Buffer Zone (Dr. ran dubin, cto, bufferzone): “At Bufferzone, we believe that PCs with AI represent the future of endpoints. WindowsML simplifies the challenges of ISV integration, reduces time to the market and increases adoption rates.
Filmora (Luyan Zhang – AI Product Manager): “Simplicity surprises me. I followed Microsoft's simpler approach that added the ONNX model to the app, converting complex AI features to Windows ML in just three days.”
McAfee (Carl Woodward, Sr. Principal Engineer): “We are excited about the efficiency Windows ML can bring to the development and management of McAfee+'s new fraud detection capabilities.Windows ML allows you to focus on high impact areas such as model accuracy and performance, providing you with confidence that AI components will work well across the ecosystem, including new hardware revisions.”

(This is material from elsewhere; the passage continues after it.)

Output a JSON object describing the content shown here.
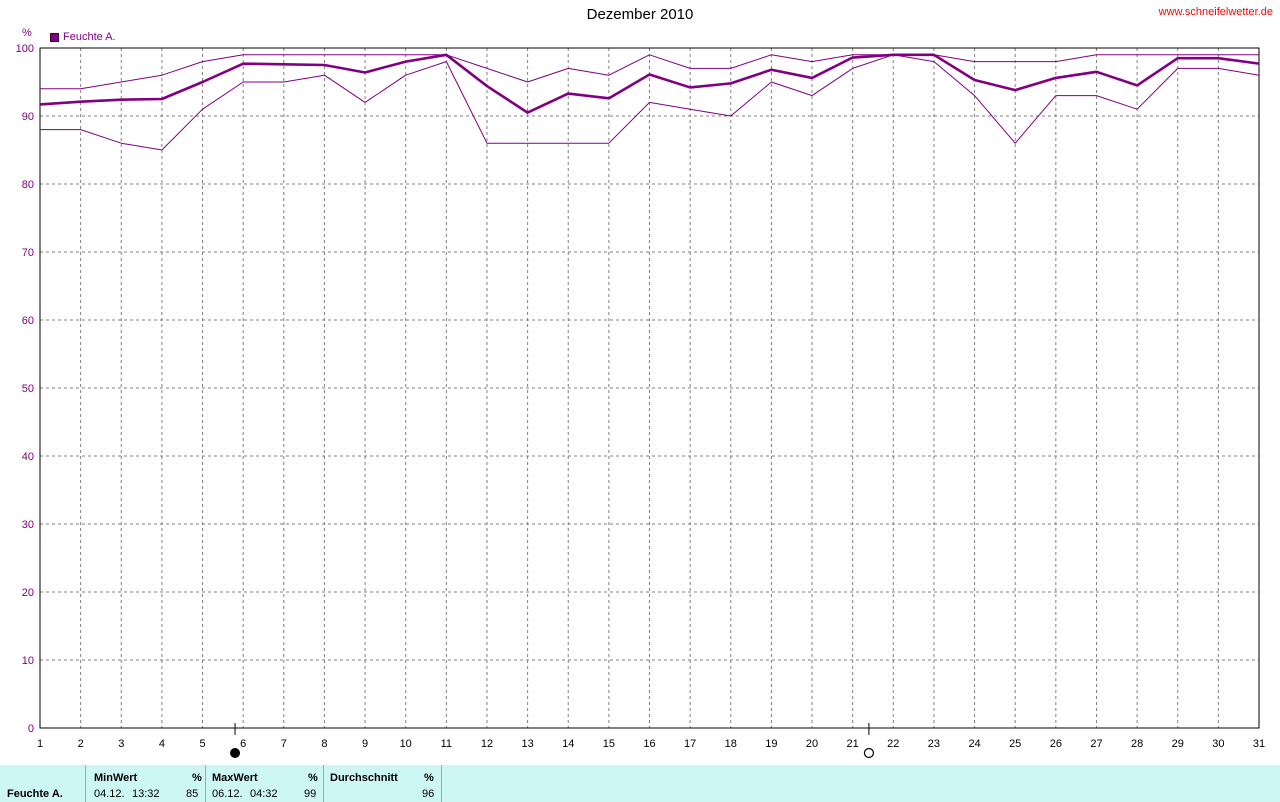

powder (Barthélémy Kiss – Co-founder and CEO of Powder): “Powder was an early adoption of Windows ML, allowing the model to be tripled faster and integrated speed into key strategic benefits. With Windows 11 handling heavy lifting across the silicon provider, it now allows powder developers to focus on doing their best.– Develop more magical AI video experiences in less time and with a much more dramatically lower operating costs. ”
Re-incubate (Aidan Fitzpatrick – CEO): “We promise to make the most of the new AI hardware chipset on the first day. And Windows ML should be a powerful tool that will help you move at the speed of silicon innovation. For us, the Holy Grail takes a single, high-precision model, runs Windows Silicon seamlessly, and I think Windows ML is in the right direction.”
Topaz Labs (Dr. Suraj Raghuraman – Head of AI Engine):“WindowsML drops from gigabytes to gigabytes, significantly reducing installer sizeMegabytes.This allows users to do more on disk. Model Storage The requirements will also be reduced. Windows ML relies heavily on the ONNX runtime,It was really easy for us to integrate it. Integrated API as a wholeWithin a few days it has become a seamless experience from an innovation perspective.”
Whether you're a veteran AI developer or exploring ML for the first time, Windows ML can focus on innovation rather than infrastructure management, making it a joy to your customers with AI-infused applications. Windows ML will typically be available later this year. In the meantime, we look forward to your feedback and how we can leverage Windows ML to create solutions that redefine possibilities. Join today's Windows ML Journey and become part of the next wave of AI innovation!
Editor's Notes – May 19, 2025 – The above section on Windows ML with the ONNX runtime engine has been updated to provide additional details.